2. Market Small Businesses on the Web
Most businesses make use of the internet to market what they have to offer, so you should too. Make your research and find out the website where you can list your business without having to pay a commission when the businesses finally sold.
Note that businesses above around $3 to $5 million in sales can benefit from a marketing campaign (direct mail, telemarketing and focused direct calling) that can attract more buyers, and thus a higher price.
3. Manage the Process
Finding buyers is a difficult process and managing them is even a lot more difficult. Don’t be afraid to vet the buyer by asking them for a personal financial statement (a broker would do this for you, so you should do it too). It makes no sense to waste your time with a buyer who doesn’t even have the wherewithal to buy your business in the first place. You should also ask them to sign a non-disclosure agreement.
As soon as you find someone who is interested in your business you should keep the process moving and not delay things. Provide information, set up meetings, negotiate and keep trying to move them towards an offer.

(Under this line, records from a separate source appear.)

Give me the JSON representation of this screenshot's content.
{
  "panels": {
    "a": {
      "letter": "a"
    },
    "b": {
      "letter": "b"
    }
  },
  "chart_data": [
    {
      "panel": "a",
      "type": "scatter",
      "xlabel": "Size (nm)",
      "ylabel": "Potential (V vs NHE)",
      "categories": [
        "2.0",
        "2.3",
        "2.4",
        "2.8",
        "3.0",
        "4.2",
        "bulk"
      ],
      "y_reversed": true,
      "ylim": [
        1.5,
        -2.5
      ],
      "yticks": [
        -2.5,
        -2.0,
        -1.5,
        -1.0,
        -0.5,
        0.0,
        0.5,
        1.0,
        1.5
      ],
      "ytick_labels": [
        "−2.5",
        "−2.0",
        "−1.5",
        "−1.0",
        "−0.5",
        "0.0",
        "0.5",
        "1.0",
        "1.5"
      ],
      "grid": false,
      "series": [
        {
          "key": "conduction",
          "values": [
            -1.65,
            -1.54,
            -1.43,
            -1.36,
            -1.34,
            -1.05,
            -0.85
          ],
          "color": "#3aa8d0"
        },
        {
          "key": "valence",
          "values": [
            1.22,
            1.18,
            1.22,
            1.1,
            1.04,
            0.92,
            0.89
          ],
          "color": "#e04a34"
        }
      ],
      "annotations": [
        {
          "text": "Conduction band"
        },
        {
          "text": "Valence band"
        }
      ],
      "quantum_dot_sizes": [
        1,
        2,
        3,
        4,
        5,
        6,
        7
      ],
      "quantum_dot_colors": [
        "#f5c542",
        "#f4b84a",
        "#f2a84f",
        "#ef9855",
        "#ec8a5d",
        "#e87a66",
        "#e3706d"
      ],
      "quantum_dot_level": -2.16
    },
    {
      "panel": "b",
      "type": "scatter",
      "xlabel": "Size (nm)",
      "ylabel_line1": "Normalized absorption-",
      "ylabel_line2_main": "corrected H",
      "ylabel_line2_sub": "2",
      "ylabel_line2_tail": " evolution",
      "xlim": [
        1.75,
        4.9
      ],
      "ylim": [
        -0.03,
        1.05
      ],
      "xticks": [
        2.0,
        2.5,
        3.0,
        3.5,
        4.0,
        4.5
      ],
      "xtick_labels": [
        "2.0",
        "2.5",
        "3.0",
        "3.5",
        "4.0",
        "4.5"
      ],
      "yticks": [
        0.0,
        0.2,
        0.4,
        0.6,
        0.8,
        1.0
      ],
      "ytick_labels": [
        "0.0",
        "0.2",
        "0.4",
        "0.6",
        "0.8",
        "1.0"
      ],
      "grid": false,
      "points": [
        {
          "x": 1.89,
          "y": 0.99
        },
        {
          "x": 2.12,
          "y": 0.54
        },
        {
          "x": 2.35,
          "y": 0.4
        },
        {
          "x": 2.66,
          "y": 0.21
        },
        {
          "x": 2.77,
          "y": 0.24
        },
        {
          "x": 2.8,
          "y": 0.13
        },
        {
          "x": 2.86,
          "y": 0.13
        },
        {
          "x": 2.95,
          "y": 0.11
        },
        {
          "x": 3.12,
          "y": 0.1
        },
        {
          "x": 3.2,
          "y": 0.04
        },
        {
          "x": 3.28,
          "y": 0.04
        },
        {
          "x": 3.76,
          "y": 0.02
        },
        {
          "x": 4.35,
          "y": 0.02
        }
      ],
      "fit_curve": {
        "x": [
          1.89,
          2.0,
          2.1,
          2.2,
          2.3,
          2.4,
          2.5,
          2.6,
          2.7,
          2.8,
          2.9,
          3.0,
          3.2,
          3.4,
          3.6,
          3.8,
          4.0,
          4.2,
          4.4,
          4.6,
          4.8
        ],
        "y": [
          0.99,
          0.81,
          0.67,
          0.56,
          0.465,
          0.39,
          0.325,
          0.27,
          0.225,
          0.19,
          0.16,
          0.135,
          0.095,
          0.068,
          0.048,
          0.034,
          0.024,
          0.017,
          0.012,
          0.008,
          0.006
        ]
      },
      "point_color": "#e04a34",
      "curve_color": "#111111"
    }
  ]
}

4. Keep on it Through Due Diligence
Always bear in mind that you do not need to disclose everything before an offer and offer acceptance. Tell the buyer they will have time for checking the books, and if anything is amiss they can back out. You can even hold back on proprietary information that could be damaging if disclosed too soon. For instance, a customer list or key to a manufacturing process. A prospective buyer may wish a report that includes sales by customer, and this is a very reasonable request so they can see that your sales are not concentrated in a few accounts. You may be concerned that the buyer may steal customers from you especially if the buyer is into a similar business as yourself. The solution is to print the report and redact the actual names of the customers. However, you should not hide any negative information from the potential buyer. Try to give the potential buyer all the necessary information before they make the offer. There is hardly ever a perfect business so negative information is not totally unexpected.
5. Use an Attorney
You can find business sales contracts, non-compete agreements, et al. online, however, you will still need the services of an attorney so as not to make any unforeseen mistakes. Some attorneys see business acquisitions as pay day, so if the transaction is tight on money you really need to pay attention in that area. Brokers typically have accountants and attorneys on their payroll who do these tasks for their clients. But since you are not using a broker, you’ll have to go and hire them yourself. Don’t worry because attorneys and accountants typically have fixed fees for tasks like these. Even though some charge by the hour, it won’t take much time for them if they’re just calculating taxes or creating documents. The only scenario where it would cost more money is if you had the attorney do the negotiating for you. But, you can handle that aspect of the deal yourself. Just let the attorney know what you want and what you expect out of the transaction. Then they’ll create the contracts and agreements in accordance with the information that you provide them. Remember that your attorney works for you, and you make the decisions.
In conclusion, selling a business without a broker can be done, but be aware that statistically more un-brokered deals fall apart than those managed by a broker. Another option, if you already have found a buyer, is to negotiate with a broker for their services in managing and structuring the deal.